The images of birds with which Leonardo peppers the text are at once exacting and charming: he draws whoosh lines around them to indicate the movement of air. But this record of observed fact is also a futuristic vision. After pages dense with data, it concludes with a prediction that one day “a great bird” will lift off from a mountaintop, “filling the universe with wonder, filling all literature with its fame, and with eternal glory the nest in which it was born.” The bird was a dreamed-of flying machine; its nest was his mind.

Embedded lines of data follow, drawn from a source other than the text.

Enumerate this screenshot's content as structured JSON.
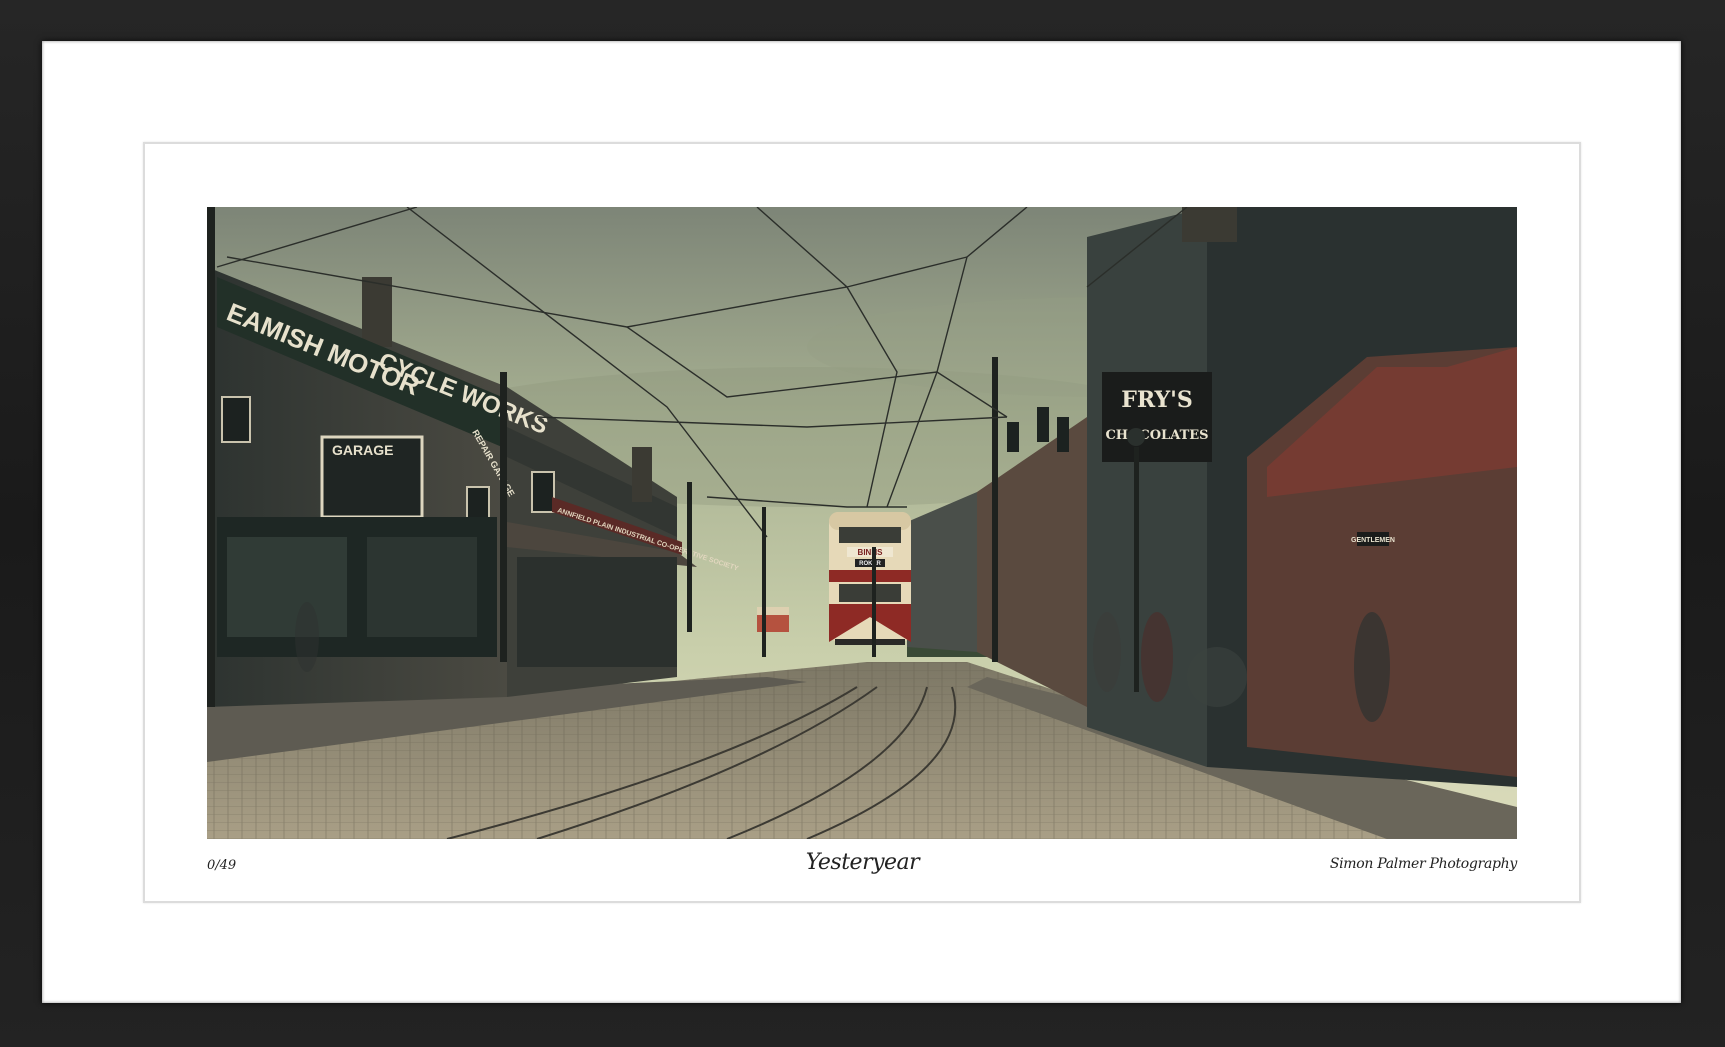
{
  "print": {
    "edition": "0/49",
    "title": "Yesteryear",
    "credit": "Simon Palmer Photography"
  },
  "photo_signs": {
    "motor_works": "EAMISH MOTOR",
    "cycle_works": "CYCLE WORKS",
    "repair_garage": "REPAIR GARAGE",
    "garage": "GARAGE",
    "frys": "FRY'S",
    "chocolates": "CHOCOLATES",
    "tram_destination": "BINNS",
    "tram_route": "ROKER",
    "coop": "ANNFIELD PLAIN INDUSTRIAL CO-OPERATIVE SOCIETY",
    "gentlemen": "GENTLEMEN"
  },
  "colors": {
    "frame": "#1d1d1d",
    "mat": "#ffffff",
    "sky": "#b7bf9c",
    "tram_cream": "#e6d9b8",
    "tram_red": "#8e2a25"
  }
}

Nor was Leonardo’s interest in airborne phenomena restricted to science. The prize entry in the Morgan show is a portrait of an angel( see above). More precisely, it’s the metal-point drawing called “Head of a Young Woman,” which was probably done from life, as a study for the painting “The Virgin of the Rocks.”
…The face in the study is spacey… slightly androgynous, age uncertain (what would “young” mean here?), with the faintest hint of a smile (knowing and withholding, in that Mona Lisa way), and a sleepy, almost narcotic gaze. (The pupil of the left eye seems about to slide onto her face.)
Connoisseurs have been crazy about this image. Bernard Berenson declared it “one of the finest achievements of all draughtsmanship.” Kenneth Clark called it one of the most beautiful drawings in the world. It is certainly beautiful, though with a complicated, slippery beauty, very different from that of, say, Vermeer’s “Girl With a Pearl Earring,” with which the study shares features: a bust-length format, an over-the-shoulder pose and a viewer-engaging glance.”
I saw the exhibit yesterday and highly recommend it to admirers of da Vinci. While there you might also want to take in the exhibit on Edgar Allen Poe.